Islam sendiri telah menempatkan setiap kedudukan anggota keluarga sesuai dengan peranan masing-masing. Dengan begitu, dalam keluarga akan terjadi saling bekerja sama. Setiap anggota keluarga juga akan memiliki rasa tanggung jawab dan menjalankannya sebaik mungkin.
Islam mewajibkan para suami untuk mencari nafkah dalam memenuhi kebutuhan hidup keluarganya. Sementara itu, istri serta berperan sebagai pengelola rumah tangga dan pendidik utama bagi anak-anak.
Pelaksanaan peran tersebut dilandasi ketaatan pada perintah-Nya. Itu juga sebagai bentuk memperlakukan keluarga secara makruf sebagaimana tuntunan syariat. Hal inilah yang menciptakan kedekatan dan kehangatan dalam keluarga. Orang tua menyayangi anak-anaknya dan anak-anak pun patuh kepada orang tua. Semua dilakukan untuk mencari rida Allah semata.
Selain itu, Islam juga memiliki sistem pendidilkan yang berkualitas dan berasas akidah sehingga mampu menjaga hubungan keluarga tetap harmonis. Tidak ada pandangan terhadap hubungan keluarga dilihat dari kebermanfaatan secara materi. Satu sama lain saling mengingatkan pada kebaikan dan senantisa berusaha menjaga kerukunan keluarga.

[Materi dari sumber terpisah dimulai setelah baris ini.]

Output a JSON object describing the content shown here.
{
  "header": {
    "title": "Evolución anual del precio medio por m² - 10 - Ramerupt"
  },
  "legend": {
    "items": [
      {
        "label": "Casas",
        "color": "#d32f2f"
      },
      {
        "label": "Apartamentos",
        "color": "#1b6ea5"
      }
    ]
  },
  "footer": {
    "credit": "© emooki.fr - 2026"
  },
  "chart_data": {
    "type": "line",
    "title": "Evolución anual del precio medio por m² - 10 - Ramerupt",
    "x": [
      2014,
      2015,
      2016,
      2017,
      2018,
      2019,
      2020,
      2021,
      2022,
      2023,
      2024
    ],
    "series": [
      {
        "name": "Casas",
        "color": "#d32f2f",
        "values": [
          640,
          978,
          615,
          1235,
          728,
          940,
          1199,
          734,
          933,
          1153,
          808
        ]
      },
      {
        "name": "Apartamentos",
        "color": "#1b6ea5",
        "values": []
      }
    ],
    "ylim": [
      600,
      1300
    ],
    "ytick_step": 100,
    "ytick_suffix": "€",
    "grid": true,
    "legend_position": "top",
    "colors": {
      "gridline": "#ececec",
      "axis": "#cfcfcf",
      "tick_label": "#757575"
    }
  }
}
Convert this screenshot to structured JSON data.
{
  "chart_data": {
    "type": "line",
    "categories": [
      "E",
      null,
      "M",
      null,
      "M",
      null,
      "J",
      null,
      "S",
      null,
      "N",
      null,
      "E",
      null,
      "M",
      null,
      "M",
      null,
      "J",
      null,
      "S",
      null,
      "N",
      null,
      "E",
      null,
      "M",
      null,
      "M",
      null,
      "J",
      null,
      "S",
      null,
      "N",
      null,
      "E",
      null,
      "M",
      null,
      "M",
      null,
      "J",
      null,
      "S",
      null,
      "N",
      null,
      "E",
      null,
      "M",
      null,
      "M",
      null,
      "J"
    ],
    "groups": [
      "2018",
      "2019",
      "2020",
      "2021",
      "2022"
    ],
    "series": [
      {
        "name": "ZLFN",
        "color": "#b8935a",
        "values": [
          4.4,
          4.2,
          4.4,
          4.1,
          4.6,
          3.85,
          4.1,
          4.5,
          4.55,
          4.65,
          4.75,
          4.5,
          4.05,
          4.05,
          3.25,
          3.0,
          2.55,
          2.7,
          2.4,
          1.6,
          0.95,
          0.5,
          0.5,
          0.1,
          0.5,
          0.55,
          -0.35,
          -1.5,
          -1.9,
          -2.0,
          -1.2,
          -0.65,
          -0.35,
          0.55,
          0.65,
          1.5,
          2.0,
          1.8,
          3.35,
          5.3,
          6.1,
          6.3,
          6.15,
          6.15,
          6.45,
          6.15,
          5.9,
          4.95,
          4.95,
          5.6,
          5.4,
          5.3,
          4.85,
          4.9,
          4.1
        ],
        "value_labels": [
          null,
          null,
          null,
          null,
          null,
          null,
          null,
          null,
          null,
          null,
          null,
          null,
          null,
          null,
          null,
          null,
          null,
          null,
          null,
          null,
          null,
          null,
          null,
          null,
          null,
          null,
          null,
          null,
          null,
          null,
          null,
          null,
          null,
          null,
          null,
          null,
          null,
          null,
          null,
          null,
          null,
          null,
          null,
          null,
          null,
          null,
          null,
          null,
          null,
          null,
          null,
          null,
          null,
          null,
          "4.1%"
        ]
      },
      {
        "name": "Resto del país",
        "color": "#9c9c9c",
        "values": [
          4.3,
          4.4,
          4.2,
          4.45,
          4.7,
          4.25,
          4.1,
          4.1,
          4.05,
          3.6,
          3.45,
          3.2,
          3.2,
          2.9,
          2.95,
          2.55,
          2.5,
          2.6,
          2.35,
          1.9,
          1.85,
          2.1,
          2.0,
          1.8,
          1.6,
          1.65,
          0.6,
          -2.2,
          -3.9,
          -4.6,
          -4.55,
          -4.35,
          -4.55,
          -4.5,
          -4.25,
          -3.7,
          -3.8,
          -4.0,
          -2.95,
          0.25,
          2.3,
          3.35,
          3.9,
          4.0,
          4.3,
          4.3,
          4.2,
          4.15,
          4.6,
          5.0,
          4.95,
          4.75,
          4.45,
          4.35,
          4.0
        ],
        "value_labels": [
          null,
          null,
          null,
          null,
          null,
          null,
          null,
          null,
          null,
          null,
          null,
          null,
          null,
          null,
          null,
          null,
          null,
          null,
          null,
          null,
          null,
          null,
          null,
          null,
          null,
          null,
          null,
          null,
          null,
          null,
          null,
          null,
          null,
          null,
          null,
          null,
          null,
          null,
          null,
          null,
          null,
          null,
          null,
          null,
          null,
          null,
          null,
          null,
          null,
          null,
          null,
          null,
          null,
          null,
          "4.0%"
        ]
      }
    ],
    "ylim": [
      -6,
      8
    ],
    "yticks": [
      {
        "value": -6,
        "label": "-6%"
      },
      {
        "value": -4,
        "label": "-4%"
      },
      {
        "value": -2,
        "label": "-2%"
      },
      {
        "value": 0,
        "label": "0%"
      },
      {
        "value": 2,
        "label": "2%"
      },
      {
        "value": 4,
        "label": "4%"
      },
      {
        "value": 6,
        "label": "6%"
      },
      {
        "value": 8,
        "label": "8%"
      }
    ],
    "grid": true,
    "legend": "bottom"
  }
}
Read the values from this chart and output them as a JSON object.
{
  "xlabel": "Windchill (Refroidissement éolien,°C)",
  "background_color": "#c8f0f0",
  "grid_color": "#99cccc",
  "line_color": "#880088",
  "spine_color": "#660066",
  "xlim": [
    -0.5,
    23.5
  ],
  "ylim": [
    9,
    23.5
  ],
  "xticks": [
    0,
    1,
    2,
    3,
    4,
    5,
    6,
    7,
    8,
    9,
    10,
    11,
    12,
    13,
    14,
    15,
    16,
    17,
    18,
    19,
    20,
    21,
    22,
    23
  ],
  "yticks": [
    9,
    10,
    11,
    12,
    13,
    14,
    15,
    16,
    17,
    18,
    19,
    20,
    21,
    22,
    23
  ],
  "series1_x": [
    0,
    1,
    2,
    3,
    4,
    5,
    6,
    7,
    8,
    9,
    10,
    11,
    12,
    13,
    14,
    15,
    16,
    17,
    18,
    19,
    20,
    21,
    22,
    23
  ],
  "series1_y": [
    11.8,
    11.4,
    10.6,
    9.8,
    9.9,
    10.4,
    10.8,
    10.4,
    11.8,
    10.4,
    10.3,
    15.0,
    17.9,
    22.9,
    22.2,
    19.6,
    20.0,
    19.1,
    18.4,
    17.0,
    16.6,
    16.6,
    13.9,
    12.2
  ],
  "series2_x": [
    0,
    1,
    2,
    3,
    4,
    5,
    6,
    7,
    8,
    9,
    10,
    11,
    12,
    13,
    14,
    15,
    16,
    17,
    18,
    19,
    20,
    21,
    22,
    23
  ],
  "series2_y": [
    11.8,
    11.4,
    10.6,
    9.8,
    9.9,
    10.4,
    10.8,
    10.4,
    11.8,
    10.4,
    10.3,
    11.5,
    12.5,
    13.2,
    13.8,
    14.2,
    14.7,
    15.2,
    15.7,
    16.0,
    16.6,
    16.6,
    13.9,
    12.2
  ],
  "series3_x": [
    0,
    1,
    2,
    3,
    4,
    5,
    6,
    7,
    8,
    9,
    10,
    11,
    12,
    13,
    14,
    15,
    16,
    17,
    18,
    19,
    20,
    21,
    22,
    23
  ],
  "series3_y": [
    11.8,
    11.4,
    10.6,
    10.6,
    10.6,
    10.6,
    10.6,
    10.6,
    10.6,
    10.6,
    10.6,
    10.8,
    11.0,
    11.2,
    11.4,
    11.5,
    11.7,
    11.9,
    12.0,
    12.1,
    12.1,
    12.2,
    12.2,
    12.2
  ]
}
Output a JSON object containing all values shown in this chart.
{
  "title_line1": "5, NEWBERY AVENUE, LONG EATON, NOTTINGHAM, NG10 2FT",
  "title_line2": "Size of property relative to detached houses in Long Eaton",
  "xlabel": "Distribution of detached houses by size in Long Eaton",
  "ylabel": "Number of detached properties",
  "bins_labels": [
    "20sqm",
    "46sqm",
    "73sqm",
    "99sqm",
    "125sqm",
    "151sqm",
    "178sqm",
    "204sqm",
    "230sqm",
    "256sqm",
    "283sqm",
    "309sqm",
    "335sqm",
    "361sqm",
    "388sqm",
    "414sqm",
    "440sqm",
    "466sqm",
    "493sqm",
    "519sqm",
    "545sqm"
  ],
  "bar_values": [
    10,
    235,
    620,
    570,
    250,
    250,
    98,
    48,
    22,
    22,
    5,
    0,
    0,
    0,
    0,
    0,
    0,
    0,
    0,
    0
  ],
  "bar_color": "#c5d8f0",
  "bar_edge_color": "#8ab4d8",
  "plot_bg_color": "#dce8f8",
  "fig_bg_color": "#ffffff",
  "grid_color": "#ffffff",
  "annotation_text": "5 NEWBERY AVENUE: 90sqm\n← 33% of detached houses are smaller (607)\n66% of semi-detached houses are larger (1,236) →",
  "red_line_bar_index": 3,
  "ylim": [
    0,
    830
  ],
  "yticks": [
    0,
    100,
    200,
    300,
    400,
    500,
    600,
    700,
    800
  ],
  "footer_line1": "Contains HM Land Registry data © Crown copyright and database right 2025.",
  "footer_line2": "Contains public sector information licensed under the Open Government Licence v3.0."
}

Dengan negara yang menerapkan Islam kaffah, maka kehidupan keluarga akan berjalan dengan baik. Keluarga juga terjaga dari segala pengaruh ataupun pemikiran buruk yang merusak. Negara selalu berupaya agar maqashid syariat terwujud sehingga kebaikan dalam keluarga dan masyarakat seluruhnya juga akan tercipta.